Québec doit offrir un taux de 6 % pour les parents incapables de payer le CPE, dit l’ACEF

L’ACEF du nord de Montréal voit d’un mauvais oeil l’endettement des familles québécoises quant à la modulation des tarifs de garde. 
Photo: Annik MH de Carufel Le Devoir L’ACEF du nord de Montréal voit d’un mauvais oeil l’endettement des familles québécoises quant à la modulation des tarifs de garde. 

L’Association coopérative d’économie familiale (ACEF) du Nord de Montréal appelle les familles à y penser deux fois avant de contracter un prêt auprès d’une caisse Desjardins pour encaisser le choc fiscal lié à la modulation des tarifs de garde.

« On utilise sa carte de crédit pour financer un service public », a déploré la conseillère budgétaire Carole Laberge mardi.

À l’approche de la date limite pour produire sa déclaration de revenus, l’ACEF a cru bon de rappeler la possibilité de conclure une « entente de paiement avec les gouvernements au taux de 6 % ». « C’est beaucoup plus avantageux qu’un emprunt dans une institution financière à 16 %, comme l’a proposé une de celles-ci à plus de 25 000 familles récemment », note-t-elle, faisant allusion à une publicité d’un prêt personnel accordé via AccordD — dont le taux d’intérêt varie entre 11 % et 16 % — du Mouvement Desjardins. « Bonne nouvelle. Il y a AccordD pour régler la contribution additionnelle pour les frais de garde », indiquait la publicité.

L’ACEF du nord de Montréal voit d’un mauvais oeil l’endettement des familles québécoises.
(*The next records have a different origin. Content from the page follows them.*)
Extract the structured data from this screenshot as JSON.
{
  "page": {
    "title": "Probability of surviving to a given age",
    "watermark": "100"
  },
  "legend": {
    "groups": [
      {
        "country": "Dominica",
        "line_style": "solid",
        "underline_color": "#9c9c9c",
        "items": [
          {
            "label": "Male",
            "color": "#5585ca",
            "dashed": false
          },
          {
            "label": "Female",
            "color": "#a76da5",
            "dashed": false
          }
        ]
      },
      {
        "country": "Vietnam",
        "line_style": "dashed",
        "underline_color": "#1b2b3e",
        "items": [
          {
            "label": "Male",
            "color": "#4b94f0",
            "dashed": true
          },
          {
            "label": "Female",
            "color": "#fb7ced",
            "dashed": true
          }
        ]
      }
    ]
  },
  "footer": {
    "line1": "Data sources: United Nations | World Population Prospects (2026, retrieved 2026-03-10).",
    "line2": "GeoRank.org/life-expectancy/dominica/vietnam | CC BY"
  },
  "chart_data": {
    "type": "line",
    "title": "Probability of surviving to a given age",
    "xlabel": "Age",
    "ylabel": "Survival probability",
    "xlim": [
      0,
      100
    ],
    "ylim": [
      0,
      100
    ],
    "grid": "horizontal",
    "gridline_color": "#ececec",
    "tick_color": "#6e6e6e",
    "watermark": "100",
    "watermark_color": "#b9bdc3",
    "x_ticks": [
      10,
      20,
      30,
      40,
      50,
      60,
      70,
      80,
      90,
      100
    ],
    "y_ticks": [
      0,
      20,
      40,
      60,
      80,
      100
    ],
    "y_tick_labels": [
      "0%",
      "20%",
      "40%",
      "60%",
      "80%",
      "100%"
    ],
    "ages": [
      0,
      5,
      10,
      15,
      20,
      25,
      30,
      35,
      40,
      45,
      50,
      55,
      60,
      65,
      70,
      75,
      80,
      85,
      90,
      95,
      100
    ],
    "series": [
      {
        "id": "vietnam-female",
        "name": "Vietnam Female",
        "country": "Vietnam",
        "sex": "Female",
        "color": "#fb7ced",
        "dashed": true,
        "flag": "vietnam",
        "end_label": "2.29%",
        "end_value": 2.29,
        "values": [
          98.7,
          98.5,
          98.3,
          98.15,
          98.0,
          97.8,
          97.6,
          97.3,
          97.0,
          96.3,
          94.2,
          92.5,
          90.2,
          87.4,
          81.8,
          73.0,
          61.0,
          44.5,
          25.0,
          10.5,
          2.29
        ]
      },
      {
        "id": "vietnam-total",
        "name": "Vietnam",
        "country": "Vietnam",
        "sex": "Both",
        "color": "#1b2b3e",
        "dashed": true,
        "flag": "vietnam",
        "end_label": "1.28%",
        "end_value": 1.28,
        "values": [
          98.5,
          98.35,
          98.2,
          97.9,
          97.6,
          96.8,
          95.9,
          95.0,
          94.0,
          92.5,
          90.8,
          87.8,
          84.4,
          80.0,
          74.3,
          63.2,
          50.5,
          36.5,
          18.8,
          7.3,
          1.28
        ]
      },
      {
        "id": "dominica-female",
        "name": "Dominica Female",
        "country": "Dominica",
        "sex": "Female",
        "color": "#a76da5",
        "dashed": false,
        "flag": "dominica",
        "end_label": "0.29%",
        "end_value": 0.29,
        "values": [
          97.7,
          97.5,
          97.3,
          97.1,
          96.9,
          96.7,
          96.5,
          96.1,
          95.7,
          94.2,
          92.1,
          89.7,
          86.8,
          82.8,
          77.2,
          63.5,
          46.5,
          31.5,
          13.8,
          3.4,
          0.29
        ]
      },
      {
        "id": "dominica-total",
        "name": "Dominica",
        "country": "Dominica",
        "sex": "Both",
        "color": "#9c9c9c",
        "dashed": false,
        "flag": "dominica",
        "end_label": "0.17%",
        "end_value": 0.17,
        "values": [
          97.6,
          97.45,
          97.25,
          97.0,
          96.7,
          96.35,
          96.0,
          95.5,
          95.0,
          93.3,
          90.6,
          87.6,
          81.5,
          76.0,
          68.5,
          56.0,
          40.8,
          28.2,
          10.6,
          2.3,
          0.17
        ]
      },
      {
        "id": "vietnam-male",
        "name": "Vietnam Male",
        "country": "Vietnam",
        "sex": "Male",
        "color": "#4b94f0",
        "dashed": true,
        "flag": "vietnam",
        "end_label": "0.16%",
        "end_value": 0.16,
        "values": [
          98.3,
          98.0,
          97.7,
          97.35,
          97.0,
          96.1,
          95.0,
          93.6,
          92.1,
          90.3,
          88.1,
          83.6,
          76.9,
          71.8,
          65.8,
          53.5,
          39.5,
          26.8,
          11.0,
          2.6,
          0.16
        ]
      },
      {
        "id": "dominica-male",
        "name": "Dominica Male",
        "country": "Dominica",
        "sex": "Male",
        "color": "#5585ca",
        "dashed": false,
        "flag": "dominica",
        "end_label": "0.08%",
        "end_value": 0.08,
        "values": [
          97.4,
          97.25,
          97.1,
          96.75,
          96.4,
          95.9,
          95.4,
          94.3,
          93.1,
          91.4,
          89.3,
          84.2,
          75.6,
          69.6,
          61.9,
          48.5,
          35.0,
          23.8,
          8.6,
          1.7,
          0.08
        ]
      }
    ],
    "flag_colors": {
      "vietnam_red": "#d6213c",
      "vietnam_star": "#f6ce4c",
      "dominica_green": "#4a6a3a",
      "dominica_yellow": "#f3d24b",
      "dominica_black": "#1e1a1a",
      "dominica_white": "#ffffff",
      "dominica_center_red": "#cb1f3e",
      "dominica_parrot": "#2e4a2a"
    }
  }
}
Celles-ci sont aux prises avec une hausse du coût de la vie, mais connaissent une « stagnation » de leurs revenus. « Lorsque le gouvernement augmente les tarifs, que ce soit en santé, en éducation, en électricité et cette fois-ci les tarifs de frais de garde, les familles n’ont déjà plus la marge de manoeuvre nécessaire pour faire face à toutes ces nouvelles hausses. »

Proposition d’entente

De son côté, Revenu Québec a rappelé au Devoir que toute personne dont la situation financière ne permet pas de payer les sommes dues en un seul versement « [peut lui] faire une proposition d’entente de paiement par débits préautorisés en fonction de [sa] capacité à payer ». « Vous pourrez ainsi payer les sommes dues, si elles sont d’un montant maximal de 100 000 $, au moyen de paiements mensuels égaux répartis sur un maximum de 12 mois consécutifs », indique l’agence sur son site Web.

Le taux d’intérêt de Revenu Québec, fixé à l’heure actuelle à 6 %, est « déterminé selon la moyenne des taux de base des prêts bancaires consentis aux entreprises ».

2 commentaires
  • Patrick Daganaud - Abonné 30 mars 2016 09 h 15

    Voler les plus démunis pour gaver les mafias

    Tandis que des familles défavorisées paieront à la fois la facture omniprésente de la mesquinerie libérale étatisée et les intérêts sur cette facture...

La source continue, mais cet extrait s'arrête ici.